I'm keying off of an article by Brent Bozell III here. It's his typical drivel; the left wing media is in the tank for Obama and hates McCain. Parenthetically that view is so at odds with reality that I am curious to see if people outside of Right Wingers are going to buy it.

But that's not my main point. In the middle of his dopey article, he makes this statement.
He was asked if he could handle the coming "assault" from the Vast Right-Wing Conspiracy that could be heard manufacturing its wicked armaments off stage. What lies will they stoop to tell? Blitzer suggested told Obama they're going to "paint" him as a tax-and-spend liberal.

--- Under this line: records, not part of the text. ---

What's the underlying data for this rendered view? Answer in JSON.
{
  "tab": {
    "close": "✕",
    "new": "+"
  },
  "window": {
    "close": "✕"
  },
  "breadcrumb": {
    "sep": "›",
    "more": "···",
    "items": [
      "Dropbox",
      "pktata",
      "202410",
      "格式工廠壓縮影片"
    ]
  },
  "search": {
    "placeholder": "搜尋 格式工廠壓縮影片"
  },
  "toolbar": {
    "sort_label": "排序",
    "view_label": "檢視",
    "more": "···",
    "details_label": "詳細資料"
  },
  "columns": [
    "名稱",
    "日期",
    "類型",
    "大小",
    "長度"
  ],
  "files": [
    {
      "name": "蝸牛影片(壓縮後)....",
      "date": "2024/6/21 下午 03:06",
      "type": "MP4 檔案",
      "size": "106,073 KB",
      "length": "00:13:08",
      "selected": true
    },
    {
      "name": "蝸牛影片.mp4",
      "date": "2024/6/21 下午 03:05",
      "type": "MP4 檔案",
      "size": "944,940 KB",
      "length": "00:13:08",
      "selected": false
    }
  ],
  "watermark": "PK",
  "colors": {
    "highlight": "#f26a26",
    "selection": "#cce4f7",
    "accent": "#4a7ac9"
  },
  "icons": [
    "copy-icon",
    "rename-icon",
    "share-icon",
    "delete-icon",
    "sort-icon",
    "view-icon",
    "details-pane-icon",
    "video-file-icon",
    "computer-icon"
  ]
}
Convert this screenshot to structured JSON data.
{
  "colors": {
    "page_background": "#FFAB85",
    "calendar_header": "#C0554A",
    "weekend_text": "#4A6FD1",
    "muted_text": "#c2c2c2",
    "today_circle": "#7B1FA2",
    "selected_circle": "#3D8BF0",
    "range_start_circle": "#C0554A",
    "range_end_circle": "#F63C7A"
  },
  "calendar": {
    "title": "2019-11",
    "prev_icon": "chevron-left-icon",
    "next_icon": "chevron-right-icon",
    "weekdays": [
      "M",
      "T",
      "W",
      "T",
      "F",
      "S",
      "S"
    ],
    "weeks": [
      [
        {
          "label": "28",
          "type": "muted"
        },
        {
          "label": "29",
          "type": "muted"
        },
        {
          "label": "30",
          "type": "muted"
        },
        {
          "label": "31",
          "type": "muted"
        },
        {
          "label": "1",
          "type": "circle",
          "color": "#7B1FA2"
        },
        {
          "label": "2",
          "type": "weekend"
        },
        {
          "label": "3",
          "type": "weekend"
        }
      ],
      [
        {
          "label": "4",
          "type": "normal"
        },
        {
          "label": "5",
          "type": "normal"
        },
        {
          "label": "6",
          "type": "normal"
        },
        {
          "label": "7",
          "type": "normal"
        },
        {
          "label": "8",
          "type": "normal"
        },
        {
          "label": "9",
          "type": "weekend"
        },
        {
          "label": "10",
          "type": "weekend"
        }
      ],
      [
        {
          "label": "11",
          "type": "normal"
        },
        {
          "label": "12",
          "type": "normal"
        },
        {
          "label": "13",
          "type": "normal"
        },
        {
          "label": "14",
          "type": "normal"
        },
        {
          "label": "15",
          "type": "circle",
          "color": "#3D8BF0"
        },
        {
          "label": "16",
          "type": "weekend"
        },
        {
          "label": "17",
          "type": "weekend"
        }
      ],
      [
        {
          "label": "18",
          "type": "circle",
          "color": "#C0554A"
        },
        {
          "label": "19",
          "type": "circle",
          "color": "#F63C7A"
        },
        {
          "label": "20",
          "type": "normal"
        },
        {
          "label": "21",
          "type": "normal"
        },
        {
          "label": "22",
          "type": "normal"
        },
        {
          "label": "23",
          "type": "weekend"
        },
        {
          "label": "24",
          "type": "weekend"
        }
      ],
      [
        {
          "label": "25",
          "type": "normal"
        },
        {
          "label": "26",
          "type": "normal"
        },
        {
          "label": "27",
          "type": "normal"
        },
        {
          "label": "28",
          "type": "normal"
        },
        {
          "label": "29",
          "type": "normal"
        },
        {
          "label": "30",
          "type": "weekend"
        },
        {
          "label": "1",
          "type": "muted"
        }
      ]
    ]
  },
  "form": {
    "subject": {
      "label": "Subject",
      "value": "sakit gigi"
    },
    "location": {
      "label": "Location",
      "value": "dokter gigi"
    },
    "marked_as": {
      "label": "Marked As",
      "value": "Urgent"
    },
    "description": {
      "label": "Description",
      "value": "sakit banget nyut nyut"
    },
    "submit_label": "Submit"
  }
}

"Paint" him? Who needs to add any paint to that picture? That is the truth -- he's the most left-wing senator in Washington -- and they know it.
How is Barack Obama the most left wing Senator in Congress? Well the National Journal keeps track how Senators votes and based on their votes assigns them a score. Four years ago John Kerry beat out all of his colleagues to become the most liberal in the senate and this year Obama somehow got the brass ring. What are the odds that two Presidential candidates are the most liberal in the senate?

Pretty high actually, when you consider both men had to balance their congressional duties with the rigors of the campaign trail. When you are running for President you can't show up for every single vote (which is why Presidential candidates often get dinged for absenteeism as well as Liberalism). Obama and Kerry had to pick their votes, and naturally picked those votes that mattered most to them. And theirs a natural tendency for those votes to be more liberal.

The National Journal knows this. I would guess many Conservative Commentators know it too; but that won't stop them from saying, over and over again, Obama is the most Liberal Senator in the Senate.